The American housing market decline has clearly spread to Great Britain. Taylor Wimpey, the British parent company of Taylor Morrison in the U.S., is writing off £660 million ($1.3 billion) for its land and work in progress, it reported Wednesday.
Roughly £550 million ($1.1 billion) of that figure is attributed to depreciating land values in Britain, the U.K.’s largest builder reported Wednesday. Write downs in North America, which includes Canada as well as the United States, equaled £70 million, and roughly £40 million will come from the company’s other markets, including Spain.
Taylor Wimpey’s losses are likely to put the company into violation of its lending covenants by February of next year, CEO Peter Redfern told investors. As a result, the company is looking for a large infusion of cash. First it looked to its existing investors for roughly £500 million pounds. Now it is looking for new investors, according to Redfern.
“We haven’t talked to everybody yet,” he said. “We are committed to creating a complete solution.”

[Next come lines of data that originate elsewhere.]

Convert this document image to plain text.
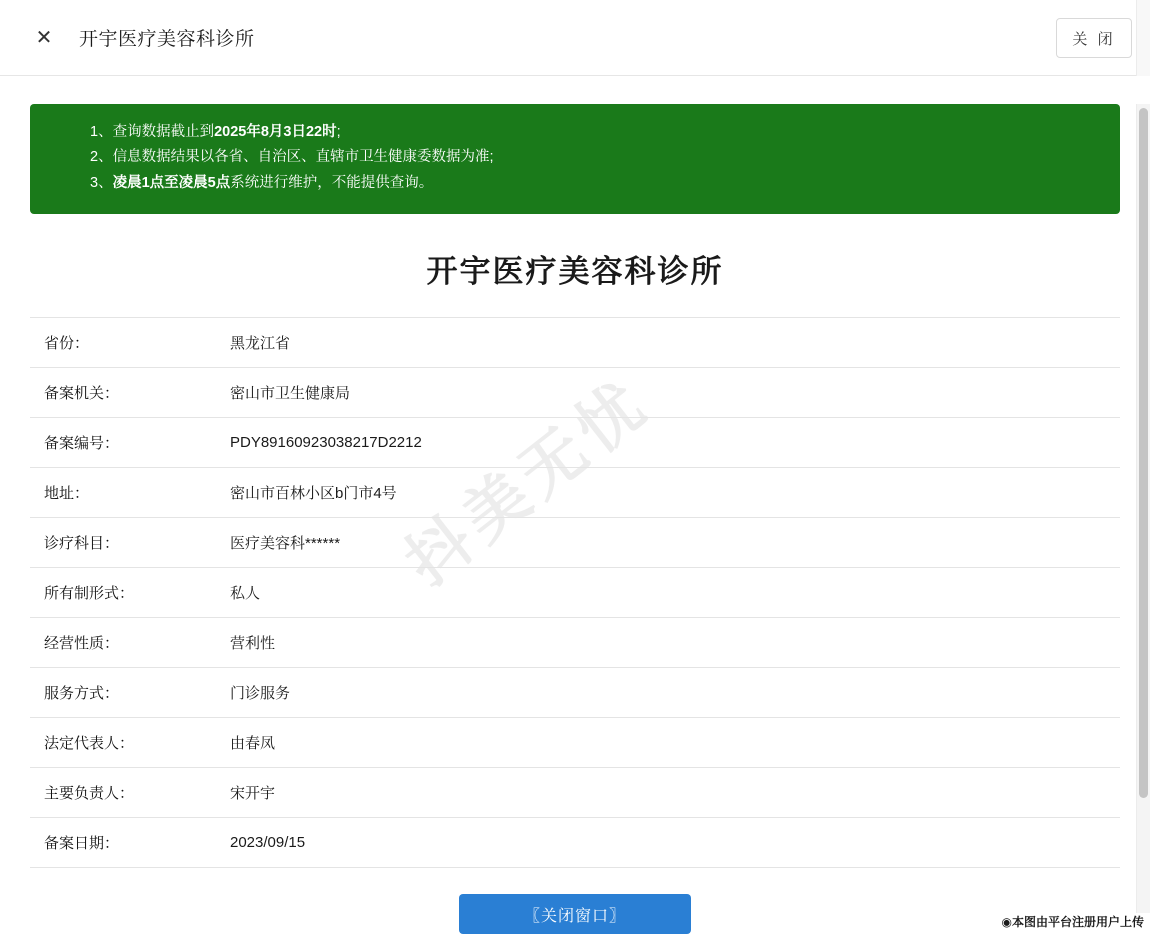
✕ 开宇医疗美容科诊所	关 闭
1、查询数据截止到2025年8月3日22时;
2、信息数据结果以各省、自治区、直辖市卫生健康委数据为准;
3、凌晨1点至凌晨5点系统进行维护，不能提供查询。
开宇医疗美容科诊所
抖美无忧
省份：	黑龙江省
备案机关：	密山市卫生健康局
备案编号：	PDY89160923038217D2212
地址：	密山市百林小区b门市4号
诊疗科目：	医疗美容科******
所有制形式：	私人
经营性质：	营利性
服务方式：	门诊服务
法定代表人：	由春凤
主要负责人：	宋开宇
备案日期：	2023/09/15
〖关闭窗口〗	◉本图由平台注册用户上传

After Taylor Wimpey’s earnings announcement and acknowledgement that it had failed in its first attempts to raise more capital, the company’s shares on the London stock market closed at a decline of nearly 42 percent Wednesday, from £60 to £35. The stock’s 52-week high was £384.
Orders--or reservations, as the British call them--were down 45 percent in the first half of Taylor Wimpey’s fiscal year in the U.K., while they fell 13 percent in North America. Housing completions in North America were down 30 percent from the same period last year.
Redfern said he thinks the North American market has begun to stabilize. “It’s pretty stable in 90 percent of the markets. … We’ve seen the worst of it. … We think it’s going to be a slow recovery.”
A year ago this month Taylor Wimpey was created when two of Britain’s biggest home builders, Taylor Woodrow and George Wimpey, merged, creating the largest builder in the U.K. At the time, the U.S. home building market had tanked, but the market in the U.K. was relatively stable.
Teresa Burney is a senior editor at Big Builder magazine.